Talking about the profitability of The Times and Sunday Times, he said that their combined losses hit a “high-water mark” in 2009 of £72m – and were getting worse at that point, he said.

He said that Times Newspapers Limited trading losses for “the most recent year” were £6m and that when depreciation is taken out of the equation they were in profit.

Press Gazette understands that this £6m figure is an operating loss and covers the year to June 2013

He said: “I am generally optimistic that an improved economic backdrop, combined with further delivery of our paid-for strategy, focused on engaged audiences, will in time lead to a sustainably profitable future for the professional journalism that The Times and Sunday Times embodies.

“So rather than newspapers being on their last legs, I believe we are entering a new age where digital and print will grow stronger together, each offering subscribers and advertisers an experience worth paying for.”

He concluded by saying that the internet has been “ a whirlwind for all news businesses, just as it has with many other sectors”.

Adding: "But through this storm we need to hold firm to what makes the news industry distinct and remember what we are here for.
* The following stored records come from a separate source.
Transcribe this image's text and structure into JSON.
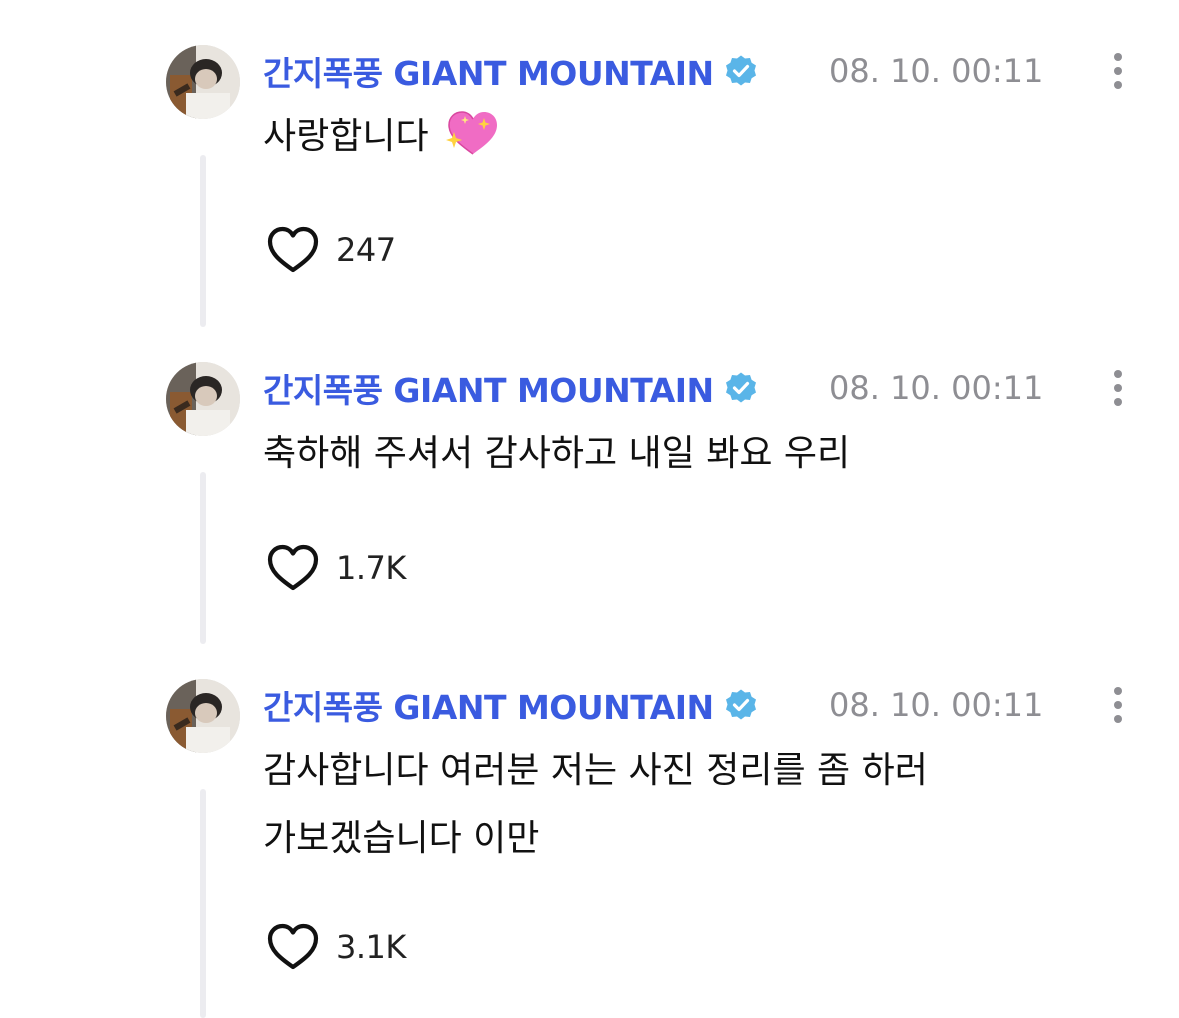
{
  "posts": [
    {
      "username": "간지폭풍 GIANT MOUNTAIN",
      "timestamp": "08. 10. 00:11",
      "content": "사랑합니다",
      "content_line2": "",
      "emoji": "sparkling-heart",
      "likes": "247"
    },
    {
      "username": "간지폭풍 GIANT MOUNTAIN",
      "timestamp": "08. 10. 00:11",
      "content": "축하해 주셔서 감사하고 내일 봐요 우리",
      "content_line2": "",
      "emoji": "",
      "likes": "1.7K"
    },
    {
      "username": "간지폭풍 GIANT MOUNTAIN",
      "timestamp": "08. 10. 00:11",
      "content": "감사합니다 여러분 저는 사진 정리를 좀 하러",
      "content_line2": "가보겠습니다 이만",
      "emoji": "",
      "likes": "3.1K"
    }
  ],
  "colors": {
    "username": "#3a5be0",
    "verified": "#5ab5e8",
    "timestamp": "#8e8e93",
    "thread_line": "#ececf0"
  },
  "icons": {
    "verified": "verified-badge-icon",
    "more": "more-vertical-icon",
    "like": "heart-outline-icon"
  }
}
Our role is to provide quality, professional journalism which influences the national debate.

"A sustainable model for professional journalism at scale cannot be achieved by turning all of our national papers into celebrity gossip sites, however interesting that model might be in its own right.

"Nor do I believe it is achievable by giving away our hard work for free and hoping that online ad revenue will fund our future. The evidence is to the contrary.”